People have their favourite books. Pride and Prejudice, Catch 22, Middlemarch, War and Peace, even the latest airport paperback bought to while away time on the beach.


Mine’s Pride and Prejudice, Jane Austen’s masterpiece, always has and always will be. But J D Salinger’s The Catcher in the Rye runs it close. Holden Caulfield’s adolescent New York trials and tribulations and how goddam phoney everything is!
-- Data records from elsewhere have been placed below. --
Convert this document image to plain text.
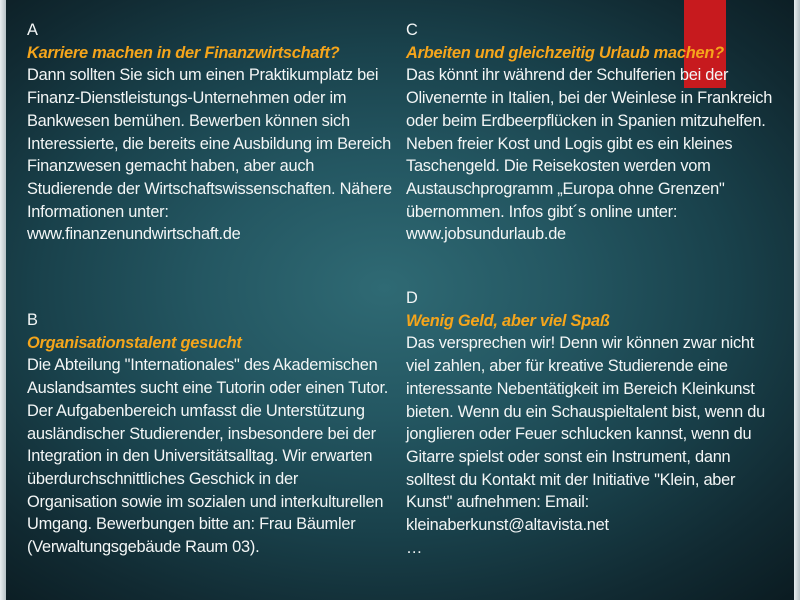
A
Karriere machen in der Finanzwirtschaft?
Dann sollten Sie sich um einen Praktikumplatz bei
Finanz-Dienstleistungs-Unternehmen oder im
Bankwesen bemühen. Bewerben können sich
Interessierte, die bereits eine Ausbildung im Bereich
Finanzwesen gemacht haben, aber auch
Studierende der Wirtschaftswissenschaften. Nähere
Informationen unter:
www.finanzenundwirtschaft.de
B
Organisationstalent gesucht
Die Abteilung "Internationales" des Akademischen
Auslandsamtes sucht eine Tutorin oder einen Tutor.
Der Aufgabenbereich umfasst die Unterstützung
ausländischer Studierender, insbesondere bei der
Integration in den Universitätsalltag. Wir erwarten
überdurchschnittliches Geschick in der
Organisation sowie im sozialen und interkulturellen
Umgang. Bewerbungen bitte an: Frau Bäumler
(Verwaltungsgebäude Raum 03).
C
Arbeiten und gleichzeitig Urlaub machen?
Das könnt ihr während der Schulferien bei der
Olivenernte in Italien, bei der Weinlese in Frankreich
oder beim Erdbeerpflücken in Spanien mitzuhelfen.
Neben freier Kost und Logis gibt es ein kleines
Taschengeld. Die Reisekosten werden vom
Austauschprogramm „Europa ohne Grenzen"
übernommen. Infos gibt´s online unter:
www.jobsundurlaub.de
D
Wenig Geld, aber viel Spaß
Das versprechen wir! Denn wir können zwar nicht
viel zahlen, aber für kreative Studierende eine
interessante Nebentätigkeit im Bereich Kleinkunst
bieten. Wenn du ein Schauspieltalent bist, wenn du
jonglieren oder Feuer schlucken kannst, wenn du
Gitarre spielst oder sonst ein Instrument, dann
solltest du Kontakt mit der Initiative "Klein, aber
Kunst" aufnehmen: Email:
kleinaberkunst@altavista.net
…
But here’s the thing. I read ‘Catcher’ when I was 21, totally loved it, laid its soul in my heart, and until today – a few decades later! – I hadn’t even so much as picked it up. So, question is – can you have a favourite book if you’ve only read it once? Don’t you have to have read it a goddam million times to prove to yourself that it is actually your favourite? Reading it just the once must be sort of phony, mustn’t it?


My original copy.


I was amazed how much of ‘Catcher’ I had totally forgotten. The Copperfield opening, Pencey Prep, some people in New York, Maurice and the prostitute and meeting up with sister Pheobe towards the end, I remembered all that. But meeting Sally Hayes, the hotels, the Pencey boy’s mum on the train to New York, Carl Luce and Mr Antolini… nothing.


So how can Catcher be one of my favourite books for most of my life, running goddam Jane A close, and I had forgotten half of it? What sort of phony bastard puts Catcher a million miles above so many other books I know much more about when I had blanked out loads?


Dunno… except for one thing. Salinger’s tone and style was so new, so stylistic, so unforgettable, what I was left with for all those years was not only the main thrust of the story – I knew its arc and why it’s called The Catcher in the Rye for Chrissakes – but the indelible, irrepressible essence of the book. From the opening words, I knew it was going to be one of my top favourite novels for the rest of my life and who would care if I forgot the odd bit.


And while we’re on favourite books, another Salinger, his collection of nine stories, often going by For Esme With Love and Squalor, is another right up there with Pride and Prejudice and Catcher. In fact, I believe Esme, the title story, is the finest short story ever written in the whole Goddam world. And yes, I have read that a million times.